Zaostrzająca się konkurencja, która jest naturalnym i postępującym procesem; w ostatnim czasie wzmacniana przez kryzys staje się warunkiem przetrwania na rynku: ideologicznym, biznesowym, społecznym. Kształtowanie się nowego układa geopolitycznego na świecie, którego jesteśmy właśnie świadkami również ma ogromny wpływ na postawy i style działania.

Nawet jeśli nie do końca interesuje nas spór polityczno gospodarczy pomiędzy potęgami światowymi, ta zaściankowa optyka zmienia się diametralnie gdy niewidzialna ręka, zimą zakręca zawory odpowiedzialne za tłoczenie gazu ziemnego m.in. do naszego kraju – Wtedy, przynajmniej w myśleniu, stajemy się radykalniejsi. Chcąc nie chcąc nagle stajemy się ekspertami od gazu, przyszłości energetycznej: Polski, Europy, świata. Tankując do aut coraz droższe paliwo – chcąc nie chcąc zastanawiamy się po ile sprzedają w na Wall Street baryłkę ropy? Wszystkie te otaczająca, a coraz bardziej skomplikowane wydarzenia, których istoty na ogół nie jesteśmy w stanie od razu precyzyjnie opisać, a tym bardziej znaleźć prawidłowej odpowiedzi i antidotum budują w nas poczucie zagrożenia osobistego, chaosu poznawczego i gorące poszukiwanie prawdziwej odpowiedzi na nurtujące nas pytania.
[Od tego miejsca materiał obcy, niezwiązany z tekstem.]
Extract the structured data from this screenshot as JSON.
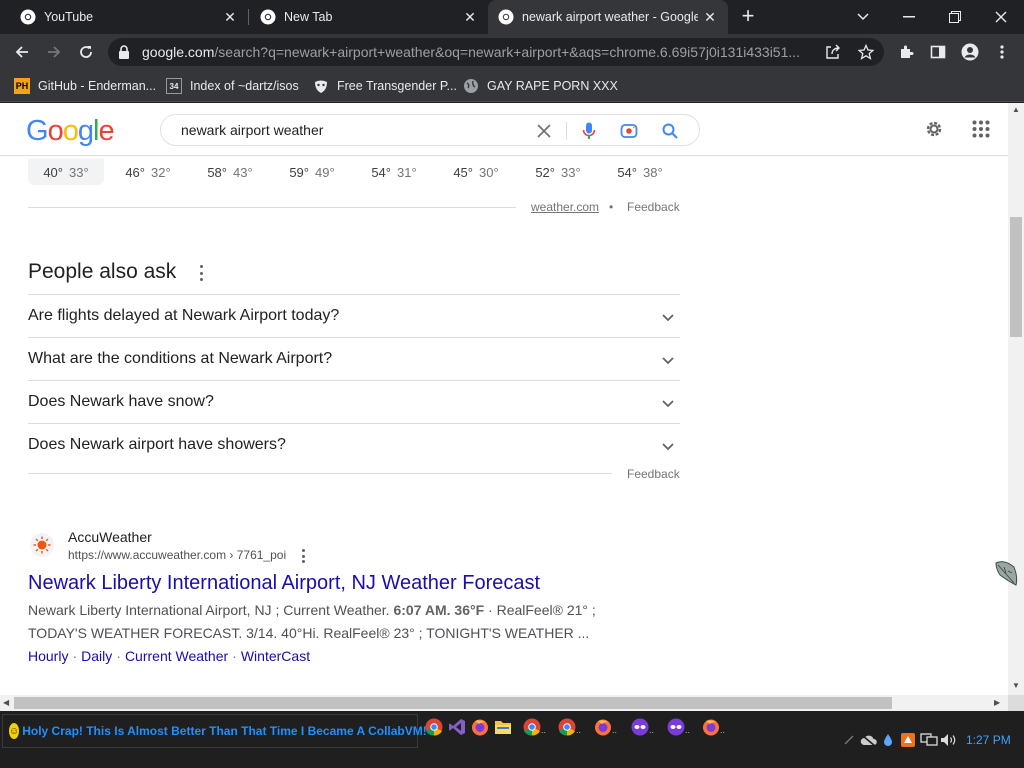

Dodając do tego rozwój technologii w szczególności telefonii mobilnej oraz internetu – co za tym idzie social media –  gdzie na dobrą sprawę każdy dziś może zostać dziennikarzem; każdy może wydać opinię; każdy może stać się ambasadorem marki, liderem opinii, kreatorem idei, twórcą trendu, dostarczycielem informacji, wodzem i przywódcą swojej  grupy dyskusyjnej; każdy przeobrazić się w wydawcę newslettera,  portalu czy własnej strony internetowej. Dosłownie każdy może stać się medium wiary! Bo przecież od strony technicznej i ekonomicznej z każdym dniem publikowanie staje się to łatwiejsze, szybsze i tańsze. Wejście do gry sztucznej inteligencji w postaci walca o nazwie ChatGPT i jak grzyby po deszczu pojawiających się nowych aplikacji bazujących na rozwiązaniach AI i zajmujących się pisaniem, obrazem, dźwiękiem, video, tłumaczeniami, nauką i czym tam … Jeszcze bardziej komplikuje dbałość o prawdę. Sztuczna, póki co nie posiada emocji, które by warunkowały jej funkcjonowanie i miały wpływ na twórczość. Gdy wygeneruje coś co jest nieprawdą, nawet nie będzie wiedziała, że stanęła po złej stronie i puściła w świat fakenewsa.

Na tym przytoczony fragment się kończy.